Résultat de recherche d'images pour Illustration de Margaret Winifred Tarrant (1888-1959)

Souvenez-vous des rayons d’or pâle de L’Aube, des cristaux de pluie en ce temps que l’on tient par la main. Souvenez-vous des prés que parcourt le vent en rasant de trop près les herbes folles. Souvenez-vous des lapins trop sages à mon goût, au milieu des blés verdoyants, des rafales de Silence hébété tout en haut de la colline, et de la fougue ivre du printemps au Soleil de midi. Souvenez-vous du Rêve gorgé du chant des oiseaux réunis sur d’improbables arbres inondées de crépuscule, d’ondées fluides au sourire d’une lune montante. Souvenez-vous des fragments de songes envolés sur les fragiles tremblement d’une bougie, égarée sur une trop grande table. Les légendes dansaient à vos yeux éblouis et vous couriez sur les rochers des marais perdus dans la brume, lors que quelques papillons frôlaient votre rêve adouci de féerie.

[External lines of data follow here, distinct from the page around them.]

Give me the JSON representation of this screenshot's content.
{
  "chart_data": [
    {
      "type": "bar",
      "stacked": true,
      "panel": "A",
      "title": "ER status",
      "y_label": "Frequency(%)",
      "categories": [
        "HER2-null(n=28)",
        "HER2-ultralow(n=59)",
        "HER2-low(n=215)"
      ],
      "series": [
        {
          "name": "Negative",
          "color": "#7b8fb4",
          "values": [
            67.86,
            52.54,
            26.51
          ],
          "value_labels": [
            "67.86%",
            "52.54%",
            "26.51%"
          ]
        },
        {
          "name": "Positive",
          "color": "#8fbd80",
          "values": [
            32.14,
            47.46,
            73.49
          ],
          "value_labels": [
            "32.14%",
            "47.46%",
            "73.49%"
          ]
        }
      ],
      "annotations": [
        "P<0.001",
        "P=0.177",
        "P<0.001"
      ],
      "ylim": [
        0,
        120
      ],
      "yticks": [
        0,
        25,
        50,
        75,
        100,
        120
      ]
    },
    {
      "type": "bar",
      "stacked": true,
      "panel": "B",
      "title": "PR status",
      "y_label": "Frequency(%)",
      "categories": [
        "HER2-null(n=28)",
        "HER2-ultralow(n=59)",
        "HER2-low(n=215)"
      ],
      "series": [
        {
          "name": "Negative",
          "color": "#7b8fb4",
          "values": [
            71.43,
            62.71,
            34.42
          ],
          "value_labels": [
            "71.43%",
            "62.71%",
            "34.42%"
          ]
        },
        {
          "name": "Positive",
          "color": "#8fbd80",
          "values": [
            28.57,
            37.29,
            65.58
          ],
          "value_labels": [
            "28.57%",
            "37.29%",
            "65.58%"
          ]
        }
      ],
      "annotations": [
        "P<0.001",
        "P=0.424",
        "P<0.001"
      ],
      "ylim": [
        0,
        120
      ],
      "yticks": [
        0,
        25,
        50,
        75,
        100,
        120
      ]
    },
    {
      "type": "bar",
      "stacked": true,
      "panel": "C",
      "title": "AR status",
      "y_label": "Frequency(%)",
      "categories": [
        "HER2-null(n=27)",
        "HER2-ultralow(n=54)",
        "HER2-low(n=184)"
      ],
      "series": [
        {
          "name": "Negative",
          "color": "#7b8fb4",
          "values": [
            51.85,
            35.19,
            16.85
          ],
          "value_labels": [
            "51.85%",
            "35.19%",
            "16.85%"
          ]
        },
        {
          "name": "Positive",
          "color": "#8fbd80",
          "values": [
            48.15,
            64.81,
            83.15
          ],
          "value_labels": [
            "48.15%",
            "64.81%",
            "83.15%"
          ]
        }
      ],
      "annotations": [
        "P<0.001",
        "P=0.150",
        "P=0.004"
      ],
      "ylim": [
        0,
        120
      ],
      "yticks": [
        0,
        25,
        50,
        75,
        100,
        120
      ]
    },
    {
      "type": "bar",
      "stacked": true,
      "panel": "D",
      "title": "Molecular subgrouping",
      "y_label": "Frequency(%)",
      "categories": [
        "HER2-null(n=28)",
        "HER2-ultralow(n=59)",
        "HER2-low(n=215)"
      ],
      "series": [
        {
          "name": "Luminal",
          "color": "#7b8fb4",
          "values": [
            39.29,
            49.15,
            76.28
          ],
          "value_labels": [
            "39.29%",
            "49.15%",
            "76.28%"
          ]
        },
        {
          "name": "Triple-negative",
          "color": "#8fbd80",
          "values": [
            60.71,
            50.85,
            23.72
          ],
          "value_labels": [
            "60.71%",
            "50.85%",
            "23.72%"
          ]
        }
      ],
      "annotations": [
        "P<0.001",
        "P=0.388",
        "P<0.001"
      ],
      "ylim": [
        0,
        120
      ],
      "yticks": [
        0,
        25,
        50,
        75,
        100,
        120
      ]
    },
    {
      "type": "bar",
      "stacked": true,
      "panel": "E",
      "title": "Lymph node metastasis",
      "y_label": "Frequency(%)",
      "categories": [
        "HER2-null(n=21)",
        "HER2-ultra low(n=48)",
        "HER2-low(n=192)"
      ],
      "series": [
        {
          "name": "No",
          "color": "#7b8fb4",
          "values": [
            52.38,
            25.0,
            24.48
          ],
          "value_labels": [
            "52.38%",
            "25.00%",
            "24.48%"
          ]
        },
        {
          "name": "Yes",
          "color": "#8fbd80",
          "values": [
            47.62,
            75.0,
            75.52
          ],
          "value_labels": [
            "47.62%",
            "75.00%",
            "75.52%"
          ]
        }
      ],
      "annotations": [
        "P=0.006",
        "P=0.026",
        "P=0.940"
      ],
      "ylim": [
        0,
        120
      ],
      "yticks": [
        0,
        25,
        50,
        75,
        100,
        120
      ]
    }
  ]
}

Souvenez-vous des plongées en ces étoiles qui vous tint longtemps en L’Apnée, peut-être même en une sorte de sursis. Souvenez-vous de votre fratrie qui vous donnait des ailes de joie sublimée par les effets de la bonté naturelle. Petit homme, vous êtes venu me chercher, vous avez bousculé ma paisible assise au fond des bois, lors que les violettes, les jacinthes embaument les étincelances amusées du soleil déguisé en rayons obliques. La libellule nous salue avec tant de grâce et le moment n’est plus d’ici et nous le savons tous. Petit homme, vous êtes tantôt assis dans le patio, tantôt vous marchez élégamment dans la forêt de l’autre rive et je vous suis par ce passage très étroit que nul ne connaît excepté quelques simples d’esprit. Vous me confiez cette grâce qui m’enivre : nul ne peut prétendre entrer en ce Royaume de la subtilité s’il n’a connu l’esprit des choses. Quel est-il exactement ? demandé-je.  Chaque grain en ce monde est une Élévation dilatée au cœur de L’Âme. Celui qui perçoit L’Esprit de La Matière, est sorti du Rêve. Mais, que représente le Rêve ? Un Long couloir d’apprentissage, ou perce quelques fois La Lumière, quand Elle n’est pas entière Guidance. Que faut-il faire, alors ? questionné-je. La suivre, même s’il s’agit d’une faible étincelle, me dites-vous avec solennité.